Trade Republic down! Scalable Capital down! Wie bekomme ich jetzt Schadensersatz?!

  • 12 Minuten Lesezeit

Bei den erheblichen technischen Störungen am 7. und 9. April 2025 bei den Online Brokern Trade Republic und Scalable Capital berichten Nutzer von Login-Problemen und ausgefallenen Transaktionen, was zu hohen Verlusten führte. Anleger können in solchen Fällen Schadensersatzansprüche gegen den Broker geltend machen, wenn die Störung auf Fahrlässigkeit des Brokers zurückzuführen ist.

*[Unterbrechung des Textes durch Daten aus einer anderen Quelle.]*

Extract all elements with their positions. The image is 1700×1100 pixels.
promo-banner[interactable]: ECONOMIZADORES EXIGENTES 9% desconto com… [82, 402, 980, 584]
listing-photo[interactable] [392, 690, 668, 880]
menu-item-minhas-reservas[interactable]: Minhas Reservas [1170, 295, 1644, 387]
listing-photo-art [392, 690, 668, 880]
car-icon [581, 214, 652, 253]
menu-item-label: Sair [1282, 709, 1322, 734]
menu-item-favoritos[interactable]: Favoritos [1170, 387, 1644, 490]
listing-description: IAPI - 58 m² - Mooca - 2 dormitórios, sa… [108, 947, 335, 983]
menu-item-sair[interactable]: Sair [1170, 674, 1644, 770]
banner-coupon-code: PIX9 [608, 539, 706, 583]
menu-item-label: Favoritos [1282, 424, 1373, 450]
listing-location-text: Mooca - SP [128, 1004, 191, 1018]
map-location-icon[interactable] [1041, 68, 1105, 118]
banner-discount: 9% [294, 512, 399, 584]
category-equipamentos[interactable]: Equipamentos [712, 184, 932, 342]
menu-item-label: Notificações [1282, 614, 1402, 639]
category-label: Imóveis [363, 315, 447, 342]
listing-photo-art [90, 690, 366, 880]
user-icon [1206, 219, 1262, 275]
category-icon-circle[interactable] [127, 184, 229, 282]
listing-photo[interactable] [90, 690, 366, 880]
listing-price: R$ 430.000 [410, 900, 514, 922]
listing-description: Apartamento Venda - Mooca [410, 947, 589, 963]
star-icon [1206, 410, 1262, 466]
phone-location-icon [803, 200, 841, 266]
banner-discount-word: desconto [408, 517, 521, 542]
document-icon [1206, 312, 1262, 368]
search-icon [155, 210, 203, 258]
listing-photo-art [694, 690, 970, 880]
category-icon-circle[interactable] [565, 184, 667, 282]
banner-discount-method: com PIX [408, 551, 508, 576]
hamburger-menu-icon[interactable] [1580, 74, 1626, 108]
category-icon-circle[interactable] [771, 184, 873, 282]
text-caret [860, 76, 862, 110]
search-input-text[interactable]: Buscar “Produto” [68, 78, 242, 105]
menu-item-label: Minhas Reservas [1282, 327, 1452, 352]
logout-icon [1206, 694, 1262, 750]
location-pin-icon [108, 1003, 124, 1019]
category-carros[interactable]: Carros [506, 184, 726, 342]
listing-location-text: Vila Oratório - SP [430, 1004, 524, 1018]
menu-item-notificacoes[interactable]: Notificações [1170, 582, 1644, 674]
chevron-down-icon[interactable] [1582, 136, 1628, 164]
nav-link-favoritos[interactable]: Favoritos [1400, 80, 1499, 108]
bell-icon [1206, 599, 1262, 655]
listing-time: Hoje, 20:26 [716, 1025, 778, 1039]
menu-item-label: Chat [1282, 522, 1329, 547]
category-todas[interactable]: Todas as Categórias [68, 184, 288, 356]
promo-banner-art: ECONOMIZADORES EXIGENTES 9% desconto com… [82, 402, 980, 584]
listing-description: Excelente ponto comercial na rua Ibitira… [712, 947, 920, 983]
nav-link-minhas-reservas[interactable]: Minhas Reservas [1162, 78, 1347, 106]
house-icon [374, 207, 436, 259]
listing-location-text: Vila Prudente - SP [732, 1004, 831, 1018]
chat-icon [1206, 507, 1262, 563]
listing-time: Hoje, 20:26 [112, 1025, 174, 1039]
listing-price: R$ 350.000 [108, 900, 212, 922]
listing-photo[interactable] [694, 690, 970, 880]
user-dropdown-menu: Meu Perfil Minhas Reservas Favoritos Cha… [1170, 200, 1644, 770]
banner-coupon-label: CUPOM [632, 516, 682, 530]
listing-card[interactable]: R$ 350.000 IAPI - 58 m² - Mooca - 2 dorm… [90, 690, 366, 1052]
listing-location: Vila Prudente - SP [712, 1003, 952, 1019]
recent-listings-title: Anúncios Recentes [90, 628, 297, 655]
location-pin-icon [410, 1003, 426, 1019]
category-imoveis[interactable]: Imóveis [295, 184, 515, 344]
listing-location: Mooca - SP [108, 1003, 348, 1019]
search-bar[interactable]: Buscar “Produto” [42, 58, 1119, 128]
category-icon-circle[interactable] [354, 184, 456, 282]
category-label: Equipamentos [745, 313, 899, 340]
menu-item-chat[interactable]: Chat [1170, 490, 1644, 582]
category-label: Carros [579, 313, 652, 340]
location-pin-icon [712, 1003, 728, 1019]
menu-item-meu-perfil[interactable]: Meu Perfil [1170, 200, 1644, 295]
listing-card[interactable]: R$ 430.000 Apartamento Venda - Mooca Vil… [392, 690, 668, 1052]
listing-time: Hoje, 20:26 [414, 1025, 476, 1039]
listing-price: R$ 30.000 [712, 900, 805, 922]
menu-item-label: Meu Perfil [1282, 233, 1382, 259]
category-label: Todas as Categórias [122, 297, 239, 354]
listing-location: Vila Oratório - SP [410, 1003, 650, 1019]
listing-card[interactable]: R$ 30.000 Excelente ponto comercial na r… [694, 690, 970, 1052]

Zivilrechtliche Ansprüche bei technischen Störungen

Am 7. und erneut am 9. April 2025 kam es beim Online Broker Trade Republic zu erheblichen technischen Störungen. Nutzer berichteten von Login-Problemen, fehlenden Kursdaten und der Unfähigkeit, Transaktionen durchzuführen – und das während eines massiven Kurssturzes an den Märkten. Allein am 7. April wurden über 8.000 Störungsmeldungen registriert!

Ähnliches berichten Anleger bei Scalable Capital

Die Schäden für die Anleger sind heftig: Aufträge wurden nicht oder zu spät ausgeführt. Viele unserer Mandanten berichten von Totalverlusten, oft im hohen fünf-stelligen, teils sogar sechs-stelligen Bereich.

Welche rechtlichen Ansprüche haben betroffene Anleger?

Grundsätzlich haftet ein Broker für Schäden, die durch technische Ausfälle entstehen, wenn diese auf Fahrlässigkeit zurückzuführen sind. Die Beweisführung kann schwierig sein. Anleger müssen nachweisen, dass sie ohne die Störung einen bestimmten Trade durchgeführt hätten und dadurch ein konkreter finanzieller Schaden entstanden ist.

Was sollten betroffene Nutzer jetzt tun?

  1. Dokumentation: Sichern Sie alle relevanten Informationen, wie Screenshots der Fehlermeldungen, Zeitpunkte der Störungen und geplante Transaktionen.
  2. Beschwerde einreichen: Die Online-Broker mauern. Der Form halber sollte aber eine Beschwerde an Trade Republic geschickt werden, verbunden mit einer Frist von 2 Wochen, den Schaden zu ersetzen.
  3. Anwalt aufsuchen: Um eine rechtsichere Geltendmachung Ihrer Schäden sicherzustellen, sollten Sie umgehend einen Anwalt aufsuchen. Dort erhalten Sie eine Beratung zu Ihren Möglichkeiten und – wichtig – es werden Fristen überwacht.

Rechtsprechung 

Online-Broker sind vertraglich verpflichtet, Kundenaufträge schnellstmöglich und ordnungsgemäß auszuführen. Kommt es aufgrund technischer Probleme zu einer Verzögerung oder Nichtausführung von Kauf- oder Verkaufsorders und erleidet der Kunde dadurch einen finanziellen Verlust, liegt darin grundsätzlich eine Pflichtverletzung des Brokers gem. § 280 Abs. 1 BGB. In solchen Fällen kann der Anleger Schadensersatzansprüche geltend machen, sofern der Broker das technische Versagen zu vertreten hat. Ein Verschulden des Brokers ist gegeben, wenn er z.B. durch unzureichende IT-Infrastruktur oder mangelhafte Vorkehrungen die Störung (mit-)verursacht hat.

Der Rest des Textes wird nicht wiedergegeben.